Looking beyond the mental and social effects of glueing your face to a screen for a large part of the day, we as dancers need to watch out for the effects it has on our posture and the art form.
Bad postural habits can easily creep into our lives and our dancing, and we often aren’t even aware of it!
We have to keep reminding ourselves to lengthen up and out like swans soaring in the sky! Not slumping down with bent necks like flamingos searching for plankton, as we do when sitting in front of a screen.
Get Rid of Bad Habits
Now the point of this article isn’t to get you off the internet, or completely off your phone — you’re still allowed to use them but do so consciously. It’s about unhooking your body from the harmful routines it has adopted around a particular device/habit, and hooking it onto better habits. Like holding your back and neck up while you’re sitting at a desk or not looking directly down at your feet when you walk. Even starting your day with the thought that today I will try and be more aware of my posture, can help train you.

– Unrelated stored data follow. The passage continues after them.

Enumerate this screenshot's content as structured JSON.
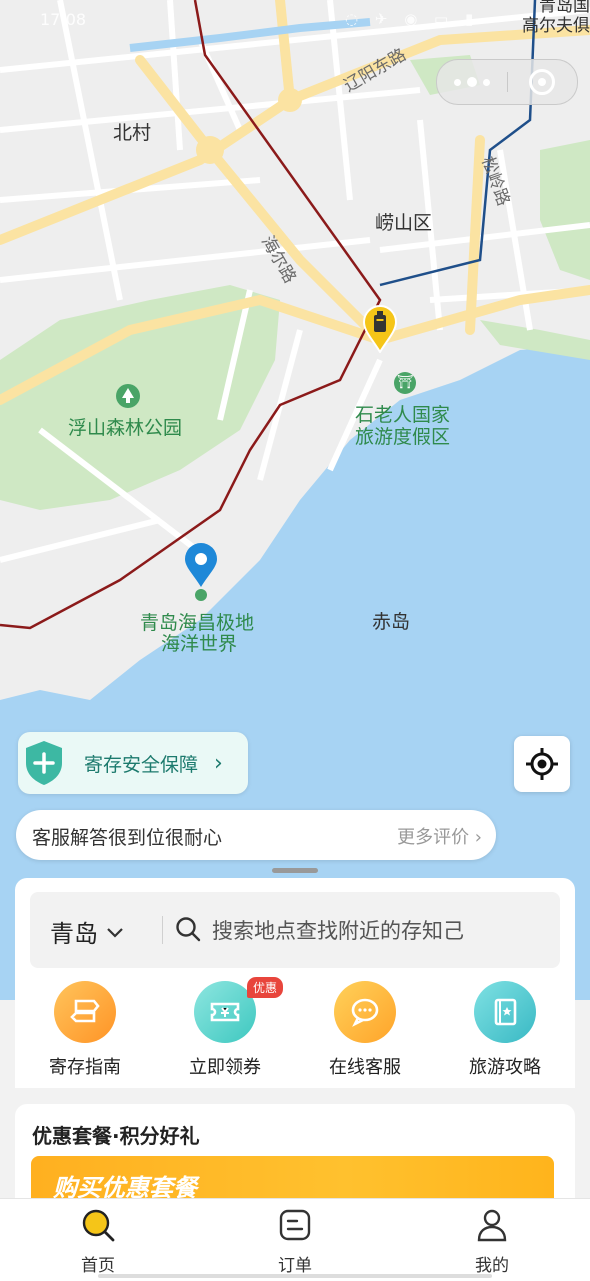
{
  "status_bar": {
    "time": "17:08",
    "icons": "◌ ✈ ◉ ▭ ▮"
  },
  "map": {
    "labels": {
      "beicun": "北村",
      "laoshan": "崂山区",
      "fushan_park": "浮山森林公园",
      "shilaoren_line1": "石老人国家",
      "shilaoren_line2": "旅游度假区",
      "haichang_line1": "青岛海昌极地",
      "haichang_line2": "海洋世界",
      "chidao": "赤岛",
      "corner_poi_line1": "青岛国",
      "corner_poi_line2": "高尔夫俱"
    },
    "roads": {
      "liaoyang_east": "辽阳东路",
      "haier": "海尔路",
      "songling": "松岭路"
    }
  },
  "capsule": {
    "more_icon": "more-dots-icon",
    "close_icon": "mini-program-close-icon"
  },
  "security": {
    "label": "寄存安全保障",
    "arrow": "›"
  },
  "review": {
    "text": "客服解答很到位很耐心",
    "more": "更多评价 ›"
  },
  "search": {
    "city": "青岛",
    "placeholder": "搜索地点查找附近的存知己"
  },
  "quick_actions": [
    {
      "label": "寄存指南",
      "icon": "signpost-icon"
    },
    {
      "label": "立即领券",
      "icon": "coupon-icon",
      "badge": "优惠"
    },
    {
      "label": "在线客服",
      "icon": "chat-bubble-icon"
    },
    {
      "label": "旅游攻略",
      "icon": "guidebook-icon"
    }
  ],
  "promo": {
    "title": "优惠套餐·积分好礼",
    "banner_text": "购买优惠套餐"
  },
  "tabs": [
    {
      "label": "首页",
      "icon": "search-home-icon",
      "active": true
    },
    {
      "label": "订单",
      "icon": "order-list-icon"
    },
    {
      "label": "我的",
      "icon": "profile-icon"
    }
  ],
  "colors": {
    "accent_yellow": "#f5c518",
    "teal": "#1c7a6d",
    "sea": "#a7d3f3",
    "park": "#cfe8c4"
  }
}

It’s so easy to be accustomed to dropping your shoulders forward and slouching. So, lift your sternum bone (chest) up to the ceiling, hold your back up and stomach in. Have your shoulders open towards the sides, both evenly in the front and at the back. Avoid sticking your chest out or curving your back. These few basics are a template on how you should hold yourself as a dancer.

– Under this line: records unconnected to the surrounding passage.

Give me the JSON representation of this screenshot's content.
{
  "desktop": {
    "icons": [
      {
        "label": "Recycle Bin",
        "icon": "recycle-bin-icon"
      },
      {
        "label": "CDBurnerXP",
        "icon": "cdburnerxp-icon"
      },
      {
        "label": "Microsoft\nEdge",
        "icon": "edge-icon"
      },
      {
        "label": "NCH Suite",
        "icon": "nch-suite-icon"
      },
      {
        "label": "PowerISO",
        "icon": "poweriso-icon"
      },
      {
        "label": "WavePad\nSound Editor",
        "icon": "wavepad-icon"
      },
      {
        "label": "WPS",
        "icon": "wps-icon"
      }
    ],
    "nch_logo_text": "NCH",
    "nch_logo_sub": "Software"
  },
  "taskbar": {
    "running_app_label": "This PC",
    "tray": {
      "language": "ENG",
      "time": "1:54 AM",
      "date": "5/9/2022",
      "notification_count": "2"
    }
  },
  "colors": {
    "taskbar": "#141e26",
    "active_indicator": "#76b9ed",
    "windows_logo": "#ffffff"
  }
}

Dance Dangers of too much screentime
It ruins our line
– ballet dancers are forever striving to achieve our most elongated lines possible. Dropping your chin and having your eye line downwards completely throws those lines out.
The best remedy for this is to remember to bring Miss Elina’s ear fairies to class. They’ll perch on the tops of your ears pulling you upwards to the sky, giving your neck the space to grow a couple of centimetres.
A performance stand still
– we are dancers, we are performers! It’s hardly a performance if we spend half our time looking directly down instead of outwards to the audience. The trick is to always keep your imaginary audience cheering you on. Bring them along everywhere; the more you think about it the better. Soon you’ll find that you’re automatically more lifted and will even help overcome any uneasy feeling of performing in front of a crowd.
All for the aesthetic
– not only is it important for performing but also to stay true to the art form. Ballet is all about the aesthetic, a hunched back and dropping neck is simply not the ballet way! So chin up and chest lifted, on stage, in the studio and out on the streets.
Messes with our technique
– the moment we look down we end up sticking our bums out and that’s a recipe for disaster. Practice carrying a water bottle or a heavy book on your head to test how much it takes to get into the right habit of walking with your head lifted high and your shoulders back.
You can of course also do back, shoulder and core exercises to help you strengthen the right muscles to hold your posture. This is not only beneficial to dancing, but to the body in general. A good idea is to do these with the help of a teacher, ensuring the exercises are performed correctly!